During recent Supreme Court arguments something unusual happened that should worry every American who believes in the rule of law. Justice Amy Coney Barrett asked the Trump administration’s lawyer a question that should never need to be asked: Will you follow our ruling if we decide against you?
This extraordinary moment came during arguments over President Donald Trump’s executive order ending birthright citizenship. When Solicitor General D. John Sauer said the Justice Department would “generally” follow court decisions that go against them, he revealed a troubling shift in how this administration views court authority.
For the first time in modern memory, Supreme Court justices seem genuinely worried that the executive branch might simply ignore their rulings.
This concern didn’t come out of nowhere. The Trump administration has repeatedly challenged the legitimacy of court decisions that limit its power, from immigration cases to election disputes. While presidents have always been frustrated by judicial limits, they have historically accepted that court orders must be followed. The current administration’s unclear stance toward following court orders represents a major departure from how things have always worked.
The irony is obvious. The court’s conservative majority, which includes three Trump appointees, handed Trump a huge victory in 2024 with Trump v. United States, giving him some immunity from prosecution for presidential acts. Yet rather than creating executive respect for court authority, this decision may have encouraged the very defiance the justices now face. By creating sweeping presidential immunity, the court may have accidentally signaled that traditional limits on executive power can be ignored.
The justices’ skepticism goes beyond worries about compliance to the administration’s broader legal strategy. During arguments on various emergency cases, the court has expressed frustration with how the administration approaches legal process. When the government tried to deport Venezuelan immigrants under an old wartime law with only one day’s notice, the justices criticized the rushed timeline. The justices also seemed irritated when the administration argued that lower courts issuing nationwide orders blocking Trump’s policies had no authority to provide such broad relief.
This creates a constitutional problem. If federal judges cannot issue nationwide orders to block unconstitutional policies, and if the administration reserves the right to ignore court rulings in individual cases, what exactly limits executive power? The administration seems to be systematically challenging the judiciary’s traditional tools while refusing to promise they’ll follow the results.
The birthright citizenship case shows this dynamic perfectly. Trump’s executive order says that children born in the United States to undocumented or temporary residents will no longer automatically become citizens, directly contradicting over a century of Supreme Court precedent. When federal judges blocked the order as “obviously unconstitutional,” the administration came to the court asking to implement it anyway while appeals continue.
Justice Elena Kagan captured what’s at stake when she told the solicitor general to assume his constitutional interpretation was “dead wrong.” Without broad court relief, she noted, “untold numbers of people” could be wrongly denied citizenship for years while cases slowly move through the courts. The practical result would be a massive constitutional violation, enabled by the administration’s refusal to accept court authority.
Even justices who usually don’t like nationwide court orders seemed troubled by the administration’s position. Justice Neil Gorsuch, typically a critic of broad judicial relief, questioned whether alternatives like class action lawsuits would be practical given the immediate and ongoing harm from the government’s actions. Justice Brett Kavanaugh asked for specifics about how hospitals would handle newborn citizenship questions if the order takes effect, showing concern about real-world chaos.
The court finds itself in uncharted territory. Traditionally, Supreme Court arguments focus on legal interpretation and constitutional principles. Justices assume that whatever they decide will be faithfully carried out by the executive branch, even when presidents disagree with the outcome. Richard Nixon turned over the Watergate tapes despite claiming executive privilege. Even during the most heated periods of conflict between presidents and courts, compliance was never seriously in doubt.
Now the justices must consider not just what the law requires, but whether their rulings will matter. When Barrett had to extract a promise that the administration would follow court decisions, she was essentially asking whether the rule of law still works in America.
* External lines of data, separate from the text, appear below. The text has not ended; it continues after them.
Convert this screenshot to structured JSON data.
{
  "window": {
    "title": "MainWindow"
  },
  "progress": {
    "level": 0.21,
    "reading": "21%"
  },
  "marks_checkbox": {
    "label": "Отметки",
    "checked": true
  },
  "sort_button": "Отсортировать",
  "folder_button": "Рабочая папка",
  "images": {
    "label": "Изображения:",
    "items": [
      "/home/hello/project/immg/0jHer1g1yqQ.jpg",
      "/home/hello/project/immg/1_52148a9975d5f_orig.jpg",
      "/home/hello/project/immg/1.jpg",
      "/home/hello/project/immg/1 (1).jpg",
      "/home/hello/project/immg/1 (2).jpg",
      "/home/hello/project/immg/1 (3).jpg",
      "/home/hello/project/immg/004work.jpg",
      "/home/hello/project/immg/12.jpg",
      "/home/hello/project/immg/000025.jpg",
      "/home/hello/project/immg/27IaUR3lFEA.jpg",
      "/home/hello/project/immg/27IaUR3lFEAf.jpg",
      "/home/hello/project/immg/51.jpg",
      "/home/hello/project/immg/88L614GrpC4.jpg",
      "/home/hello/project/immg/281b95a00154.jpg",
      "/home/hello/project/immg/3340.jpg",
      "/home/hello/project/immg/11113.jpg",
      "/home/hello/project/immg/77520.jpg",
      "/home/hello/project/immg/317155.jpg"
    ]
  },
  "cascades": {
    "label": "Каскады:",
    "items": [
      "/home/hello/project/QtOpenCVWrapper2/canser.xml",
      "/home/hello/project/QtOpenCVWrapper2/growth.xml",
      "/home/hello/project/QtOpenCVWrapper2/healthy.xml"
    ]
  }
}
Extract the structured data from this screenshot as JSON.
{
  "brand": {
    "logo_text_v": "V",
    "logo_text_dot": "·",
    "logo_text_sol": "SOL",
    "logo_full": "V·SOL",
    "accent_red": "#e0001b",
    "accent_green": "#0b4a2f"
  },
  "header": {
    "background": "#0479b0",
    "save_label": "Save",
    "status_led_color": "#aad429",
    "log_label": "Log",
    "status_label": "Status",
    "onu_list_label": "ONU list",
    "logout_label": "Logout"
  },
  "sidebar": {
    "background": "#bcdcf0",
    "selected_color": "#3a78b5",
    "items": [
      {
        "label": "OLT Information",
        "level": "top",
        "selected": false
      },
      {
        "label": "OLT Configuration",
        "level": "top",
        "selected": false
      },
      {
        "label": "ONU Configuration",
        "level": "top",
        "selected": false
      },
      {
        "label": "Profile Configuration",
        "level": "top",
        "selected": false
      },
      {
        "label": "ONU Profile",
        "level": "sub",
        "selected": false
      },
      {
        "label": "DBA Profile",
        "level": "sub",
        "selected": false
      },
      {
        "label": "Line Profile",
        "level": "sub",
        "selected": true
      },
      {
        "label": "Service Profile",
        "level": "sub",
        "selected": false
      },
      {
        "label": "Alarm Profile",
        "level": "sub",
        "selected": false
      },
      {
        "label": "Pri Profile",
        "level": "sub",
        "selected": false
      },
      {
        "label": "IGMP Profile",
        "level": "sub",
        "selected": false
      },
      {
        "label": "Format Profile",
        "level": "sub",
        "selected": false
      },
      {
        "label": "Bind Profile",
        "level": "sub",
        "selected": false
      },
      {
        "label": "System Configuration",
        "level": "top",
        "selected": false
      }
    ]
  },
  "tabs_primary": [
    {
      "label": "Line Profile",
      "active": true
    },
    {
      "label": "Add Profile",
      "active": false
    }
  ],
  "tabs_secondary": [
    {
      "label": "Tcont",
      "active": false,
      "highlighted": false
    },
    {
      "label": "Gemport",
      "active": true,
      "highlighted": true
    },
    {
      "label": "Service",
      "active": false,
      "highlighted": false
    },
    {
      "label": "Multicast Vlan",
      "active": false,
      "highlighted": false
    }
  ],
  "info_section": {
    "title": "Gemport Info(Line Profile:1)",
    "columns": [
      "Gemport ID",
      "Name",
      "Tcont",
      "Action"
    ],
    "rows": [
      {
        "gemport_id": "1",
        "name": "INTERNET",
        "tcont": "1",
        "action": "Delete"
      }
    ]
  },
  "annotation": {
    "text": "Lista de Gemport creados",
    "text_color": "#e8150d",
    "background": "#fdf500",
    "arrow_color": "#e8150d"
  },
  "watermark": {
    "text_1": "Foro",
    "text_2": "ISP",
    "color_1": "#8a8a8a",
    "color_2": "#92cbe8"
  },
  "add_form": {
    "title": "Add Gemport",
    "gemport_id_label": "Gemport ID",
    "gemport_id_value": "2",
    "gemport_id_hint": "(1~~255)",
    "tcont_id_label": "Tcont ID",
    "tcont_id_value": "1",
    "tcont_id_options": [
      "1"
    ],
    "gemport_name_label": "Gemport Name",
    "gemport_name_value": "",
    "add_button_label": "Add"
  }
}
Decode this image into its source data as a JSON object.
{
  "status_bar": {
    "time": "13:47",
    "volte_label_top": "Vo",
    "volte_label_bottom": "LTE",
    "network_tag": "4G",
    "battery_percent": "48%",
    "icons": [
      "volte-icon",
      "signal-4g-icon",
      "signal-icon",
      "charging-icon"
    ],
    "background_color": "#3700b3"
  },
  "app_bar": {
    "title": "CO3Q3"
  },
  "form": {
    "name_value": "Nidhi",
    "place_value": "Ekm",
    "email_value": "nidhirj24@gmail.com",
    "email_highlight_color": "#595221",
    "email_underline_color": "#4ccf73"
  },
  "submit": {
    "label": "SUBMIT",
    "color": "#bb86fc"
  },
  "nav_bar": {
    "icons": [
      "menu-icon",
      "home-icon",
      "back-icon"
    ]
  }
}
The qualified answer she received suggests it may not.
This breakdown in constitutional norms threatens the basic principle that ours is a government of laws, not individuals. The court’s authority ultimately rests on public acceptance and executive compliance, not armed enforcement. When an administration openly questions whether it must follow adverse rulings, it undermines the entire system of checks and balances that protects democratic government.
The justices seem to recognize this threat, which may explain their increasingly pointed questioning of administration lawyers. By forcing public promises to comply, they may be trying to preserve court authority through moral pressure when legal authority proves insufficient. Whether this strategy works will determine far more than the outcome of current cases. The rule of law depends on mutual respect among the different branches of government. When that breaks down, democracy itself becomes fragile.
Americans across the political spectrum should be concerned when any administration treats court orders as optional. Today’s defiance of court authority, however justified it may seem to supporters, creates precedent for future abuse by any president. The court’s questions about compliance aren’t just about Trump — they’re about whether constitutional government can survive in an era when institutional norms no longer hold.